PHPのジェネレータについて調べた件
概要と前説
- PHPでアウトオブメモリーエラーが出る場合に、メモリ節約的な書き方として有用
- ドライバ次第だが、DBカーソルでジェネレータ対応しているものがある
- 見た目的には直感的では無くなるかも(実行タイミングがズレて見える)
とりあえず細かい話は下記を参照
下記の2つの記事を読めば、大体理解できる。
(英語記事だけどコード多いから気にならない)
ちょっとぱっと見、とっつきづらいですが、まぁ慣れればなんともない。
不便な点と解決するライブラリ
PHP標準ライブラリのarray_mapなどと組み合わせて使えないので不便ではある。
一応、ジェネレータ対応のUtilライブラリがあるので、そちらを使えば相当の実装はできる。
(記事の方でも実装例があるから、自分で使う分だけ実装するのもあり)
ジェネレータ用のUtilライブラリ
コード例
下記は、全て 123
と標準出力する。
// ジェネレータでは無い書き方(配列を作成して出力する)
function createArr()
{
return [1, 2, 3];
}
$arr = createArr();
foreach ($arr as $value) {
echo $value;
}
// ジェネレータ1(シンプルなパターン)
function generator1()
{
yield 1;
yield 2;
yield 3;
}
$generator = generator1(); // ここの時点では実行されない
foreach ($generator as $value) { // ここのforeachで、1行ずつ実行される
echo $value;
}
// ジェネレータ2(for文バージョン)
function generator2()
{
for ($i = 1; $i <= 3; $i++) {
yield $i;
}
}
foreach (generator2() as $value) {
echo $value;
}
ジェネレータのざっくり説明
- ファイル読み込み
- 何か処理
- ファイル書き出し
上記の処理をやる場合、小さいファイルだと1が全部終わってから処理をしてもすぐに終わる。
ただし、1.が巨大なデータだとメモリに入らずアウトオブメモリーになってしまう。
なので、ストリーミング処理のイメージで、
(Unixコマンドなどではパイプを組み合わせて実行するイメージでも可)
- 少し読み込み
- 何か処理
- 終わった分ファイル書き出し
- 1.に戻って全部読み込み終わるまで繰り返す
とやっていけば、メモリ消費量を削減できるというイメージ。
1度に読み込まないことが肝となる。
じゃあ、Webシステムだとどうなるのか?
Webシステムの場合
あまり変わらない。
- DB or APIなどから少しずつ読み込み
- 何か処理
- htmlやjsonの書き出し(ブラウザ側にストリーミングで渡していくイメージ)
- 1.に戻って全部読み込み終わるまで繰り返す
調べてないが、htmlは少し生成して渡すといったことはできそう。
だが、jsonの場合、言語のデータ形式から、jsonに変換するところでメモリに入ると思う。

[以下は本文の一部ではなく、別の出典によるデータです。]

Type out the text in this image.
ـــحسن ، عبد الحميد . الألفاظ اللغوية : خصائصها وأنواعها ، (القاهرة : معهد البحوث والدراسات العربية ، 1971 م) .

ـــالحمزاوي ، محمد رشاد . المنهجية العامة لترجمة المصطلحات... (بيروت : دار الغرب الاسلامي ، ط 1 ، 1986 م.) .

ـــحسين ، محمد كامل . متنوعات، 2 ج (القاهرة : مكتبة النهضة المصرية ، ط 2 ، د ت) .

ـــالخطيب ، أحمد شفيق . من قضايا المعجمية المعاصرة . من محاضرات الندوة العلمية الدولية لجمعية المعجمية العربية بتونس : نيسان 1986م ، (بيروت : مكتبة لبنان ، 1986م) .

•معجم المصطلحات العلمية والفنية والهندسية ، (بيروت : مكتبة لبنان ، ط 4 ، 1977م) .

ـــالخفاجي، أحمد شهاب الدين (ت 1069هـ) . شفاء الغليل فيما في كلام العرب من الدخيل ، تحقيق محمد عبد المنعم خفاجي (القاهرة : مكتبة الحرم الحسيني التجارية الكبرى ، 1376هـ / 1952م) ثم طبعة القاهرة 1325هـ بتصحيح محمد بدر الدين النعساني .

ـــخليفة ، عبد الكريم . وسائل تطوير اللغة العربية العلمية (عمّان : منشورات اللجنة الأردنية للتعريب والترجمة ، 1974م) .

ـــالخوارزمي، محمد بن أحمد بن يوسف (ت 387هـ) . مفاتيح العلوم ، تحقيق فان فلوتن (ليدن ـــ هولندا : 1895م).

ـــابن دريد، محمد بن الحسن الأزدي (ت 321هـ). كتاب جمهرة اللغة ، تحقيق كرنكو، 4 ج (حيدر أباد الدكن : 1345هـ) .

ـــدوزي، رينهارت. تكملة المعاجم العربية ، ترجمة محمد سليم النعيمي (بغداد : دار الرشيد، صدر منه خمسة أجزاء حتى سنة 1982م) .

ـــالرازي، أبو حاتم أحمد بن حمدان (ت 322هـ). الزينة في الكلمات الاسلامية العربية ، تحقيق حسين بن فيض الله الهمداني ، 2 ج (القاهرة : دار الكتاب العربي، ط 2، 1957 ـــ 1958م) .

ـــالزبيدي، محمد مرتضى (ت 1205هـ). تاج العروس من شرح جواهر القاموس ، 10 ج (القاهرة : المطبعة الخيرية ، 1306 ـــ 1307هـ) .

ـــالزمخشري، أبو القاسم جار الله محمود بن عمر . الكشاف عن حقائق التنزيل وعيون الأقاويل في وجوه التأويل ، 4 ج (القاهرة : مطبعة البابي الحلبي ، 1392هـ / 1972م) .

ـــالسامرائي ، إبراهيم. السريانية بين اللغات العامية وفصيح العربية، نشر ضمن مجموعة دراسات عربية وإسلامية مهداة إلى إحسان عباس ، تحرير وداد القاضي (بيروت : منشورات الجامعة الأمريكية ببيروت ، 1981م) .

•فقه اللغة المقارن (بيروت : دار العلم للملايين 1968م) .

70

。。
Laravelで使う場合
データの起点はDBなので、まずEloquentで少しずつ読み込める必要がある。
Eloquentのドキュメント
カーソルかlazyを使うとできそう。
カーソルではジェネレータを返すらしいので、少しずつの読み込みができる。
あとは、処理の部分もジェネレータで動くようにして、Laravel側の最後の処理に渡せればうまくいく。
使用イメージは下記。
$generator = Flight::where('destination', 'Zurich')->cursor();
foreach ($generator as $flight) {
// ...
}
最後に実際の実装例
PHPだけで動かす場合のサンプル
// generatorでmap処理を行うUtil関数
function iterator_map(callable $cb, iterable $itr): iterable {
foreach ($itr as $key => $value) {
yield $cb($value, $key);
}
}
function generator1()
{
yield 1;
yield 2;
yield 3;
}
$generator2 = iterator_map(function ($value) {
return $value * 2; // 2倍する
}, generator1());
foreach ($generator2 as $value) { // generator1, generator2の処理が1行ずつ実行される
echo $value; // echo out: 246
}
Eloquentのカーソルを使う場合のサンプル
$generator1 = Flight::where('destination', 'Zurich')->cursor();
$generator2 = iterator_map(function ($row) {
return $row; // 何か処理
}, $generator1);
foreach ($generator2 as $value) {
}
感想
そこまで大きくコードイメージを損なわずに、関数型っぽい書き方もできるようになるなぁと。
あと、10%ぐらい処理速度が上がったので、メモリだけでなく処理効率も上がる。
ただ、ジェネレータに慣れてないメンバーが多い場合、通常の書き方をしておいたほうが良いのでは?とも思った。
使うにしても、メモリ節約したい箇所だけなど、局所的に使うと良いかと。